Přehled

Rozhodnutí

DEUXIÈME SECTION

DÉCISION PARTIELLE

SUR LA RECEVABILITÉ

de la requête no 30245/02
présentée par İbrahim GÜRCEĞİZ et autres
contre la Turquie

La Cour européenne des Droits de l’Homme (deuxième section), siégeant le 23 mai 2006 en une chambre composée de :

MM. J.-P. Costa, président,
I. Cabral Barreto,
R. Türmen,
M. Ugrekhelidze,
Mmes A. Mularoni,
E. Fura-Sandström,
M. D. Popović, juges,
et de Mme S. Dollé, greffière de section,

Vu la requête susmentionnée introduite le 6 juin 2002,

Après en avoir délibéré, rend la décision suivante :

EN FAIT

Les requérants, MM. İbrahim Gürceğiz, Bilal Çetiner, Ekrem Kılavuz et Mustafa Bozkurt, sont des ressortissants turcs, nés respectivement en 1973, 1974, 1976 et 1974. Ils sont représentés devant la Cour par Me M. Özbekli, avocat à Diyarbakır.

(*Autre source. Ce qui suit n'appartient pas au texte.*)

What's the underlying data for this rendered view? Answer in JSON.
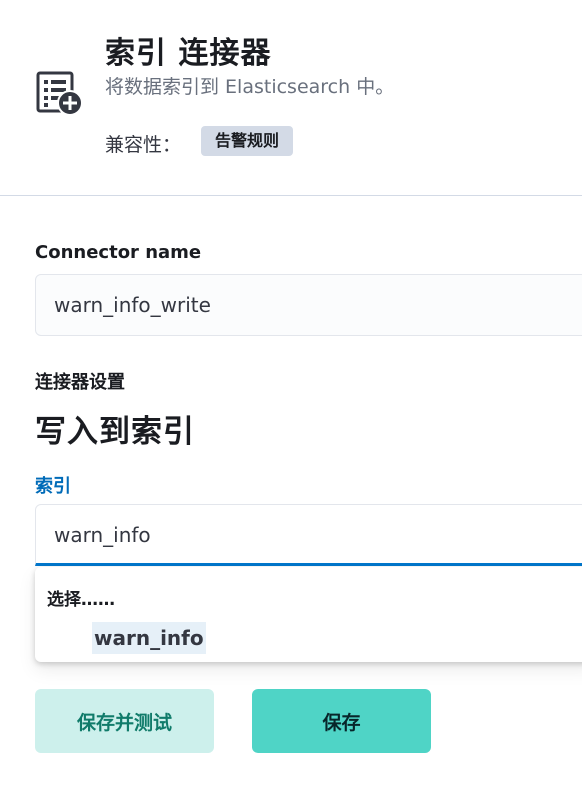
{
  "header": {
    "title": "索引 连接器",
    "subtitle": "将数据索引到 Elasticsearch 中。",
    "compat_label": "兼容性：",
    "compat_badge": "告警规则",
    "icon": "index-connector-icon"
  },
  "form": {
    "connector_name_label": "Connector name",
    "connector_name_value": "warn_info_write",
    "settings_label": "连接器设置",
    "section_title": "写入到索引",
    "index_label": "索引",
    "index_value": "warn_info",
    "dropdown": {
      "header": "选择……",
      "options": [
        "warn_info"
      ]
    }
  },
  "buttons": {
    "save_and_test": "保存并测试",
    "save": "保存"
  },
  "colors": {
    "accent_blue": "#0077cc",
    "primary_button": "#4fd4c6",
    "secondary_button": "#cdf0ec"
  }
}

A. Les circonstances de l’espèce

Les faits de la cause, tels qu’ils ont été exposés par les requérants, peuvent se résumer comme suit.

Les requérants furent arrêtés les 21 et 22 janvier 2002 et mis en détention provisoire le 25 janvier 2002.

Toujours le 25 janvier 2002, statuant sur les demandes du gouverneur de la région soumise à l’état d’urgence et du procureur de la République près la cour de sûreté de l’Etat de Diyarbakır (« la cour de sûreté de l’Etat »), et se basant sur l’article 3 c) du décret-loi no 430 sur les mesures complémentaires à prendre dans le cadre de l’état d’urgence (« le décret-loi no 430 »), le juge assesseur près la cour de sûreté de l’Etat (« le juge assesseur ») accorda l’autorisation du renvoi des requérants à la direction de la sûreté de Diyarbakır pour interrogatoire et pour une durée ne dépassant pas dix jours.

De la prison de Batman, les requérants furent transmis aux mains des agents de police le 26 janvier 2002.

Le 4 février 2002, le juge assesseur prolongea de dix jours le placement des requérants dans les locaux de la direction de la sûreté, toujours sur la base du décret-loi no 430.

Le 14 février 2002, les requérants furent reconduits à la prison.

B. Le droit et la pratique internes pertinents

Le droit et la pratique internes pertinents en vigueur à l’époque des faits sont décrits dans l’arrêt Karagöz c. Turquie (no 78027/01, CEDH 2005... (extraits)).

GRIEFS

Invoquant l’article 3 de la Convention, les requérants se plaignent d’avoir subi des mauvais traitements pendant leur détention.

Invoquant l’article 5 §§ 3, 4 et 5 de la Convention, les requérants se plaignent de l’absence de légalité de leur placement dans les locaux de la police, de la durée de celui-ci ainsi que de l’absence de recours pour le contester et obtenir une réparation.

EN DROIT

1. Les requérants se plaignent d’avoir subi des traitements contraires à l’article 3 de la Convention lors de leur détention.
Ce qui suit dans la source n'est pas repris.